Allemagne : "On a des gagnants et des perdants" de l'électrification du parc automobile, assure le fondateur d'un cabinet d’études sur l’industrie et les services automobiles
En Allemagne, "on a des gagnants et des perdants" de l'électrification du parc automobilie, assure ce lundi 13 mars sur franceinfo Bernard Jullien, maître de conférence en économie à l’université de Bordeaux, fondateur de FERIA, cabinet d’études sur l’industrie et les services automobiles. La semaine dernière, alors que l'Union Européenne devait acter la fin des moteurs thermiques pour les véhicules neufs en 2035, l’Allemagne a fait savoir qu’elle ne voterait finalement pas ce texte.
Ce revirement allemand s'explique politiquement et économiquement selon Bernard Jullien. Par rapport à leurs récents revers électoraux, le maître de conférence en économie "voit un coup réalisé par les libéraux allemands" qui "ont décidé que c'était assez opportun par rapport à leur sort politique actuel d'aller défendre cette poursuite du thermique". De plus, il estime que si les "constructeurs allemands" ont bien préparé ce passage au 100% électrique, les petits sous-traitants qui représentent "beaucoup d'emplois" doivent encore être soutenus. Il propose de rouvrir "les tractations" avec ces entreprises pour favoriser "l'innovation."
franceinfo : Pourquoi l'Allemagne freine-t-elle autant sur cette réglementation des moteurs thermiques ?
Bernard Jullien : Il y a d'abord un problème de politique intérieure, c'est-à-dire que les libéraux ont décidé que c'était assez opportun par rapport à leur sort politique actuel d'aller défendre cette poursuite du thermique. Ces politiques sont allés dire aux PME, qui sont plutôt victimes du tournant de l'électrification, qu'ils ne sont pas seuls face aux très grandes entreprises. Il y a probablement eu un arbitrage qui a été rendu par Olaf Scholz en faveur des libéraux et contre les écolos qui expliquent ceci. C'est un problème de politique intérieure.

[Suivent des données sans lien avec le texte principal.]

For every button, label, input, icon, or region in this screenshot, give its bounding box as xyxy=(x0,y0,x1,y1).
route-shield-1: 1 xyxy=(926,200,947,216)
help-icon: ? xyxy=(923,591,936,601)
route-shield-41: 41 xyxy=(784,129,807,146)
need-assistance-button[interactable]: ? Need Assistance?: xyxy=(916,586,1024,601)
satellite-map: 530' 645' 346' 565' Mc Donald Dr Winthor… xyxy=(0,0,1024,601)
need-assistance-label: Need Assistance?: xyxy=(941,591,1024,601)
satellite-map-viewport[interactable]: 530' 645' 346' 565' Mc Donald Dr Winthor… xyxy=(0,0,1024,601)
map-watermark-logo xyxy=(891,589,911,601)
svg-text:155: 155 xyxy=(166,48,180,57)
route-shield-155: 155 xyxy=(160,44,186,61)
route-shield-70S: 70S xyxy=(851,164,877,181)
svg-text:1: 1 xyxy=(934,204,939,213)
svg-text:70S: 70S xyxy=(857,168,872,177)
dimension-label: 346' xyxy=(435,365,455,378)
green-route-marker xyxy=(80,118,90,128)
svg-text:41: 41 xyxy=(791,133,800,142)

Ensuite, le problème au niveau européen, il est souvent plus consistant puisque, comme le dit Bruno Le Maire, on a quand même des constructeurs qui se sont engagés très fermement sur l'électrique. Ils ont des calendriers de lancement des produits qui sont calculés sur cette espèce de quasi-certitude dans laquelle le thermique allait cesser. En cas de revirement, ces constructeurs auraient des raisons d'être fort mécontents y compris les constructeurs allemands comme Volkswagen. Cette marque était très engagée et était même probablement à l'origine du mouvement d'électrification qui est aujourd'hui remis en cause par l'Allemagne.
Vous nous dites que cet "arbitrage en Allemagne est politique" mais il est aussi économique ?
Oui, dans ce mouvement d'électrification, on a des gagnants et des perdants. Les gagnants, ils sont éventuellement plutôt du côté des constructeurs allemands. Les constructeurs allemands se sont très engagés en Chine où ils sont obligés d'électrifier leurs gammes. Du coup, ils ont cherché à avoir une technologie qui leur permettrait d'être à la fois présents en Europe et présents en Chine. Ils ont choisi l'électrique.
Évidemment, c'est moins le cas pour les sous-traitants, surtout pour les petites entreprises qui sont souvent mono actives. On a pensé que les perdants de l'électrification n'avaient plus que leurs yeux pour pleurer. En fait, ils ont aussi des soutiens politiques en Allemagne. Il va falloir que des tractations se réouvrent pour que ces perdants, face au tout électrique, innovent et soient à la fois intégrés un peu mieux dans les choix et qu'en même temps, ils ne remettent pas en cause ce cap qui a été pris.
A-t-on aujourd'hui les mêmes problèmes en France ?
On a les mêmes problèmes, évidemment, on a une reconversion qui en est à ses balbutiements et tout le monde a compris qu'elle allait être relativement problématique pour toute une série d'entreprises. Aujourd'hui, on a déjà vu que dans les fonderies, qui déjà souffraient avec la diésélisation, les choses vont empirer. Il y a là des problèmes très lourds sur le plan industriel ou social.
Mais ils sont peut-être un peu plus aigus en Allemagne parce qu'il y a beaucoup plus d'emplois. Ces emplois sont à la fois en Allemagne, mais ils sont aussi dans les pays de l'Est où une partie des équipements des voitures allemandes sont fabriqués.
Il va falloir que des tractations se réouvrent pour que ces perdants l'électrification innovent et soient à la fois intégrés un peu mieux dans les choix et qu'en même temps, ils ne remettent pas en cause ce cap qui a été pris.